Viele unserer Lieder haben wir von älteren Sängerinnen und Sängern gelernt. So auch das schöne Lied vom Handwerksgesell. Es gibt viele verschiedene Varianten davon im ganzen deutschen Sprachraum. In der Form wie wir es singen, haben wir es vom Ehepaar Franziska und Winfried Säckl aus Augsburg gehört. Eigentlich stammt diese Variante des Liedes aus Lustenau in Vorarlberg. Wie kam es jetzt aber nach Augsburg? Das ist eine ganz einfache Geschichte:
Bei einem Urlaub in Vorarlberg hörten Franzi und Wini das Lied im dortigen Rundfunk und waren sofort davon berührt. Mit einer Kassettenaufnahme haben sie es nach Hause gebracht und es sich angeeignet. Als begeisterte Sänger waren sie immer auf der Suche nach neuen Liedern, um ihr Repertoire zu erweitern. Vielleicht kommt euch das bekannt vor? Vielleicht ist dem einen oder der anderen von euch auch schon auf diese oder eine andere Weise ein Lied zugeflogen? Weil ihr es gehört habt und es euch berührt hat. Denn ich glaube, das ist das Entscheidende und das Stärkste – wenn man ein Lied hört. Das kann ein gedrucktes Liedblatt niemals ersetzen. Denn, wie heißt es so schön, das Wichtigste steht nicht in den Noten und ich glaube, das gilt für das Volkslied ganz besonders. In ein Notengerüst gezwängt wirken viele Lieder oft banal und einfach. Erst beim freien Singen entfalten sie ihren ganzen Zauber und ihre Kraft. Das ist sicher auch die älteste Form der Liedüberlieferung – das Hören, das Vor- und Nachsingen ohne Noten, von Ohr zu Ohr, von Mund zu Mund. Auf diese Weise verändern sich Lieder oft unbemerkt – Details werden ausgetauscht, eine Melodiewendung verändert, eine Strophe vergessen oder eine andere dazu gedichtet und schon ist eine Variante entstanden. Das macht das Ganze lebendig, vorausgesetzt man lässt diesen Prozess zu. Für mich sind die so gelernten Lieder auch immer mit den Menschen verbunden, von denen ich sie gehört habe und so bleiben diese für mich auch lebendig. So wie bei Franzi und Wini Säckl aus Augsburg, die immer vor meinem inneren Auge auftauchen, wenn ich das Lied vom Handwerksgesell singe.

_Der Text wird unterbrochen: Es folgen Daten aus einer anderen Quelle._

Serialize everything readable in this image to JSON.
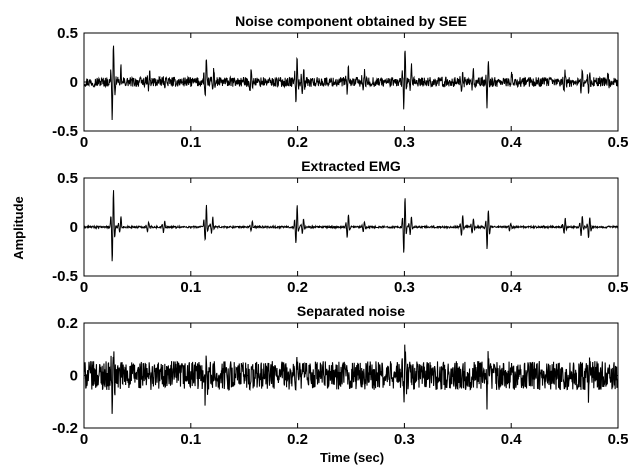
{
  "figure": {
    "ylabel": "Amplitude",
    "xlabel": "Time (sec)"
  },
  "chart_data": [
    {
      "type": "line",
      "title": "Noise component obtained by SEE",
      "xlabel": "",
      "ylabel": "",
      "xlim": [
        0,
        0.5
      ],
      "ylim": [
        -0.5,
        0.5
      ],
      "xticks": [
        0,
        0.1,
        0.2,
        0.3,
        0.4,
        0.5
      ],
      "xtick_labels": [
        "0",
        "0.1",
        "0.2",
        "0.3",
        "0.4",
        "0.5"
      ],
      "yticks": [
        -0.5,
        0,
        0.5
      ],
      "ytick_labels": [
        "-0.5",
        "0",
        "0.5"
      ],
      "grid": false,
      "series": [
        {
          "color": "#000000",
          "spikes": [
            {
              "t": 0.027,
              "peak": 0.45,
              "trough": -0.43
            },
            {
              "t": 0.034,
              "peak": 0.17,
              "trough": -0.1
            },
            {
              "t": 0.061,
              "peak": 0.1,
              "trough": -0.08
            },
            {
              "t": 0.076,
              "peak": 0.1,
              "trough": -0.08
            },
            {
              "t": 0.114,
              "peak": 0.26,
              "trough": -0.17
            },
            {
              "t": 0.121,
              "peak": 0.15,
              "trough": -0.1
            },
            {
              "t": 0.156,
              "peak": 0.12,
              "trough": -0.08
            },
            {
              "t": 0.199,
              "peak": 0.28,
              "trough": -0.2
            },
            {
              "t": 0.205,
              "peak": 0.16,
              "trough": -0.12
            },
            {
              "t": 0.247,
              "peak": 0.17,
              "trough": -0.15
            },
            {
              "t": 0.262,
              "peak": 0.1,
              "trough": -0.08
            },
            {
              "t": 0.3,
              "peak": 0.36,
              "trough": -0.32
            },
            {
              "t": 0.306,
              "peak": 0.18,
              "trough": -0.12
            },
            {
              "t": 0.354,
              "peak": 0.15,
              "trough": -0.12
            },
            {
              "t": 0.364,
              "peak": 0.12,
              "trough": -0.1
            },
            {
              "t": 0.378,
              "peak": 0.22,
              "trough": -0.28
            },
            {
              "t": 0.4,
              "peak": 0.08,
              "trough": -0.06
            },
            {
              "t": 0.45,
              "peak": 0.12,
              "trough": -0.1
            },
            {
              "t": 0.466,
              "peak": 0.16,
              "trough": -0.12
            },
            {
              "t": 0.473,
              "peak": 0.13,
              "trough": -0.15
            },
            {
              "t": 0.49,
              "peak": 0.08,
              "trough": -0.06
            }
          ],
          "noise_amplitude": 0.05
        }
      ]
    },
    {
      "type": "line",
      "title": "Extracted EMG",
      "xlabel": "",
      "ylabel": "",
      "xlim": [
        0,
        0.5
      ],
      "ylim": [
        -0.5,
        0.5
      ],
      "xticks": [
        0,
        0.1,
        0.2,
        0.3,
        0.4,
        0.5
      ],
      "xtick_labels": [
        "0",
        "0.1",
        "0.2",
        "0.3",
        "0.4",
        "0.5"
      ],
      "yticks": [
        -0.5,
        0,
        0.5
      ],
      "ytick_labels": [
        "-0.5",
        "0",
        "0.5"
      ],
      "grid": false,
      "series": [
        {
          "color": "#000000",
          "spikes": [
            {
              "t": 0.027,
              "peak": 0.44,
              "trough": -0.42
            },
            {
              "t": 0.034,
              "peak": 0.13,
              "trough": -0.06
            },
            {
              "t": 0.06,
              "peak": 0.06,
              "trough": -0.05
            },
            {
              "t": 0.075,
              "peak": 0.07,
              "trough": -0.06
            },
            {
              "t": 0.114,
              "peak": 0.26,
              "trough": -0.16
            },
            {
              "t": 0.12,
              "peak": 0.12,
              "trough": -0.07
            },
            {
              "t": 0.157,
              "peak": 0.07,
              "trough": -0.05
            },
            {
              "t": 0.199,
              "peak": 0.27,
              "trough": -0.19
            },
            {
              "t": 0.205,
              "peak": 0.1,
              "trough": -0.08
            },
            {
              "t": 0.247,
              "peak": 0.16,
              "trough": -0.13
            },
            {
              "t": 0.262,
              "peak": 0.07,
              "trough": -0.05
            },
            {
              "t": 0.3,
              "peak": 0.35,
              "trough": -0.3
            },
            {
              "t": 0.306,
              "peak": 0.12,
              "trough": -0.09
            },
            {
              "t": 0.354,
              "peak": 0.14,
              "trough": -0.11
            },
            {
              "t": 0.364,
              "peak": 0.1,
              "trough": -0.08
            },
            {
              "t": 0.378,
              "peak": 0.21,
              "trough": -0.27
            },
            {
              "t": 0.399,
              "peak": 0.05,
              "trough": -0.04
            },
            {
              "t": 0.45,
              "peak": 0.1,
              "trough": -0.08
            },
            {
              "t": 0.466,
              "peak": 0.14,
              "trough": -0.1
            },
            {
              "t": 0.473,
              "peak": 0.12,
              "trough": -0.14
            }
          ],
          "noise_amplitude": 0.01
        }
      ]
    },
    {
      "type": "line",
      "title": "Separated noise",
      "xlabel": "Time (sec)",
      "ylabel": "",
      "xlim": [
        0,
        0.5
      ],
      "ylim": [
        -0.2,
        0.2
      ],
      "xticks": [
        0,
        0.1,
        0.2,
        0.3,
        0.4,
        0.5
      ],
      "xtick_labels": [
        "0",
        "0.1",
        "0.2",
        "0.3",
        "0.4",
        "0.5"
      ],
      "yticks": [
        -0.2,
        0,
        0.2
      ],
      "ytick_labels": [
        "-0.2",
        "0",
        "0.2"
      ],
      "grid": false,
      "series": [
        {
          "color": "#000000",
          "spikes": [
            {
              "t": 0.027,
              "peak": 0.09,
              "trough": -0.13
            },
            {
              "t": 0.114,
              "peak": 0.12,
              "trough": -0.09
            },
            {
              "t": 0.199,
              "peak": 0.09,
              "trough": -0.08
            },
            {
              "t": 0.3,
              "peak": 0.1,
              "trough": -0.09
            },
            {
              "t": 0.378,
              "peak": 0.08,
              "trough": -0.1
            },
            {
              "t": 0.473,
              "peak": 0.08,
              "trough": -0.08
            }
          ],
          "noise_amplitude": 0.055
        }
      ]
    }
  ]
}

Die beiden waren seit den 1990er Jahren bei vielen unserer Singveranstaltungen als Teilnehmer mit dabei und schon bald fiel mir auf, dass sie wunderbar zweistimmig zusammen singen konnten und über ein sehr interessantes Liedrepertoire verfügten. Das machte mich neugierig und so fragte ich genauer nach:
Franzi ist 1944 in Soroksár, einem deutschen Dorf ganz in der Nähe von Budapest, geboren. In Folge des zweiten Weltkrieges mussten die meisten deutschen Bewohner ihre Heimat verlassen und so kam die kleine Franzi im Alter von zwei Jahren mit ihrer Familie nach Augsburg.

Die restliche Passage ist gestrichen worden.